The two sides held negotiations throughout the weekend. On Monday afternoon, teachers picked up strike placards and painted banners. Earlier in the day, parents and other supporters rallied across from Mayor Rahm Emanuel’s home. 


“Nobody wants to go on strike but I think the teachers finally said ‘Enough is enough,’” said Nate Rasmussen, a preschool teacher at Beasley Elementary School on the city’s South Side. He said the district’s 2013 closing of some 50 schools, layoffs of thousands of teachers in recent years and other spending cuts have made the job tougher.

Teachers have been without a contract since June 2015. The union wants no cuts to salary or benefits and an additional $200 million - or $500 per student - in spending to ensure adequate staffing and “to accommodate the needs of our children,” Lewis said on Friday.

CPS has said it is working within the framework of a January offer, which included pay increases and a cap on privately operated charter schools but would require teachers to contribute more to their pension costs. The union turned it down in February.

CPS officials say the district is facing serious financial constraints, due largely to soaring pension costs and a flawed state school funding formula.

Emanuel said Monday that both sides are trying to find a way to ensure school is in session Tuesday.

“The good news is, everybody’s got their sleeves rolled up working toward an honest agreement that reflects everybody’s interest,” he said. “My interests are to make sure our kids are in school learning and continue to make educational gains and do it in a way that reflects the budget constraints we’re all living under.”

About two-dozen people with Parents 4 Teachers rallied in Emanuel’s leafy Ravenswood neighborhood on the city’s North Side. Several children, off school due to Columbus Day, also were there.

Organizer Erica Hade has several children in the public school system and lives across the street from a school. She said she sees teachers arriving for work at 6 a.m. and leaving 12 hours later.

“How can parents not be supportive of teachers?” she said.

One theme struck by several at the rally was the perception that Emanuel focuses inordinately on wooing businesses to Chicago. At one point, protesters chanted, “Mayor Emanuel, we’re no fools. If there’s money for developers, there’s money for schools.”
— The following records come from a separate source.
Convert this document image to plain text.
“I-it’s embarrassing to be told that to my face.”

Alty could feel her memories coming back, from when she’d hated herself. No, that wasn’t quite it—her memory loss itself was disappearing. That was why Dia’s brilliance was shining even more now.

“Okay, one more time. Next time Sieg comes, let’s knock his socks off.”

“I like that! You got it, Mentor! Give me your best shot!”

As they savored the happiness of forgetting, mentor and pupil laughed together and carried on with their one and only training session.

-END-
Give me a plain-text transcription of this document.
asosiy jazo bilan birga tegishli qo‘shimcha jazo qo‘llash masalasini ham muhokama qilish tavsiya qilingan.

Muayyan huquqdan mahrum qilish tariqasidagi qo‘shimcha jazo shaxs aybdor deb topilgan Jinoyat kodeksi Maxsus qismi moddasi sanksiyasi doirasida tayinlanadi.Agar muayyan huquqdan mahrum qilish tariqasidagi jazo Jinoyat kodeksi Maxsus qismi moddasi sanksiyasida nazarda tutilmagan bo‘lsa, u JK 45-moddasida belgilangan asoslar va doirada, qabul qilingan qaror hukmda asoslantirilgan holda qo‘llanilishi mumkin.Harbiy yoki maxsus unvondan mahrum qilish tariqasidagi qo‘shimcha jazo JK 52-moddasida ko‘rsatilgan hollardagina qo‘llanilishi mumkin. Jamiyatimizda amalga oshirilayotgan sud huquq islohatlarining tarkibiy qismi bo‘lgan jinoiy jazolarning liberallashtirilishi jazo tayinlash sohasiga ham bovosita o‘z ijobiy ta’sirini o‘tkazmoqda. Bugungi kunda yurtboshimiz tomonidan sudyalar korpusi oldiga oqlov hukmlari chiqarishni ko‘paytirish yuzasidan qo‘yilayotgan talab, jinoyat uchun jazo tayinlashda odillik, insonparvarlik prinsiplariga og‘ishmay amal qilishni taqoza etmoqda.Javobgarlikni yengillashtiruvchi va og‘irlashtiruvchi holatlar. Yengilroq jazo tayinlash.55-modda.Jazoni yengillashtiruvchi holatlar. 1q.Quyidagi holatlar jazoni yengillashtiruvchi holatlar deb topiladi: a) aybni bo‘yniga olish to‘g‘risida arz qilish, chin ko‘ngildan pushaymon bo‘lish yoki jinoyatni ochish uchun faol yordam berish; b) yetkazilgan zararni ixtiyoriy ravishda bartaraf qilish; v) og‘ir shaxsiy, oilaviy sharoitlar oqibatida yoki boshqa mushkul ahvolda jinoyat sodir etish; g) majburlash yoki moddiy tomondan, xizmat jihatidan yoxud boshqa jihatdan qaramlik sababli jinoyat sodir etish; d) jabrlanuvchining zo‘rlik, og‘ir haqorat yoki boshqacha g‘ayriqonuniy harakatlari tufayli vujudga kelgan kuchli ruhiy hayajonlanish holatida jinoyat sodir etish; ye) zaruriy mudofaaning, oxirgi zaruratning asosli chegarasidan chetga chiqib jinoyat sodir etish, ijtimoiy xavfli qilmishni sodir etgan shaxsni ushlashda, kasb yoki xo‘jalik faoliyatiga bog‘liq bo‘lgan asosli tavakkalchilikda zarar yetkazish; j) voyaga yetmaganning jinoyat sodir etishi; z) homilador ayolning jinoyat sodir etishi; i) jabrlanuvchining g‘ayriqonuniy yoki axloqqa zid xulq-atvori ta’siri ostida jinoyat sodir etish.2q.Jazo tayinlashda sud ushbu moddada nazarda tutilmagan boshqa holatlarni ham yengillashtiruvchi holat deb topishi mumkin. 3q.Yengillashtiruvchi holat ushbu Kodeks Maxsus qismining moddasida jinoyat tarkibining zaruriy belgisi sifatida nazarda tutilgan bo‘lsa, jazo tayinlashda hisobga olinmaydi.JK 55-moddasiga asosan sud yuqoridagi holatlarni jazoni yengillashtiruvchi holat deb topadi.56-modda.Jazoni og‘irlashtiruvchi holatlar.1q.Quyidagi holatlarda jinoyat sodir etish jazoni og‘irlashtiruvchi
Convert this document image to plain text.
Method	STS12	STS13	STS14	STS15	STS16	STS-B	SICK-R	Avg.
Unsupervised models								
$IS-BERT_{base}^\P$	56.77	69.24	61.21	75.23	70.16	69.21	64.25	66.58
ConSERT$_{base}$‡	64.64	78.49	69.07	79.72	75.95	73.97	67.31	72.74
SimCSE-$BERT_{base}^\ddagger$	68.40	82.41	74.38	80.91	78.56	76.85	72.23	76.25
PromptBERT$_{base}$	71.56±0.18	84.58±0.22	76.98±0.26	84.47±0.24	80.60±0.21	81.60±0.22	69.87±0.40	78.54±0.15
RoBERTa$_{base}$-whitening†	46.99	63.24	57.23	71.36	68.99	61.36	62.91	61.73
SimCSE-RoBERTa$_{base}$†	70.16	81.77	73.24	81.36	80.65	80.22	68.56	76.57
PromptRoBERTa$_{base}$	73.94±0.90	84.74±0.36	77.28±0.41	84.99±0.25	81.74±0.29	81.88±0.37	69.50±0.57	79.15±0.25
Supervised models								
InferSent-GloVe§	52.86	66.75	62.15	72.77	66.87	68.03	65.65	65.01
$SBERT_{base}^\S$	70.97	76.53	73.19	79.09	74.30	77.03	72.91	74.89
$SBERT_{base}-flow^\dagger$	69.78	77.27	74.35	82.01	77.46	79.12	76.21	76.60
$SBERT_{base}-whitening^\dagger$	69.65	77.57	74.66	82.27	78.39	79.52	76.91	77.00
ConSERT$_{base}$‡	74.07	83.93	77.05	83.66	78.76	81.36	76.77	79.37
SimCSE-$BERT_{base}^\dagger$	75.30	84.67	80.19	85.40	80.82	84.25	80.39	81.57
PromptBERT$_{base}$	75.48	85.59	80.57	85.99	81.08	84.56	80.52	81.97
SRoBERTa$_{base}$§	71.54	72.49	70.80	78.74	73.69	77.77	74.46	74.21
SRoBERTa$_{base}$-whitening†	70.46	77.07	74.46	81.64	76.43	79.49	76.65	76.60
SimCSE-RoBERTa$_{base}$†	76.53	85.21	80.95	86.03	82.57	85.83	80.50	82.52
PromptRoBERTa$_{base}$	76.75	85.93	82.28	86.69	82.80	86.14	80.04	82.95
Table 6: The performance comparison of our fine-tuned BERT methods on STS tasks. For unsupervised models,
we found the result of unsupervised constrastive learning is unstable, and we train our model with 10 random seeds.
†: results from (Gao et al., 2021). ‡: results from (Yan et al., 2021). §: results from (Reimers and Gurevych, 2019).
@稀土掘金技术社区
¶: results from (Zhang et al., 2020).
People went door to door handing out cards that listed issues they saw as critical, such as enforceable class-size limits, a moratorium on charter-schools expansion and no cuts to teachers’ pay. Jim Tormey, a 52-year-old father of two children who attend CPS, spoke with the demonstrators. Afterward, he said he had some sympathy for teachers but that his feelings were mixed.

“There are ebbs and flows in that sympathy,” he said. “We love our teachers, but we want our kids not to miss school because of a strike.”

During the last major strike in 2012, teachers were out for seven school days.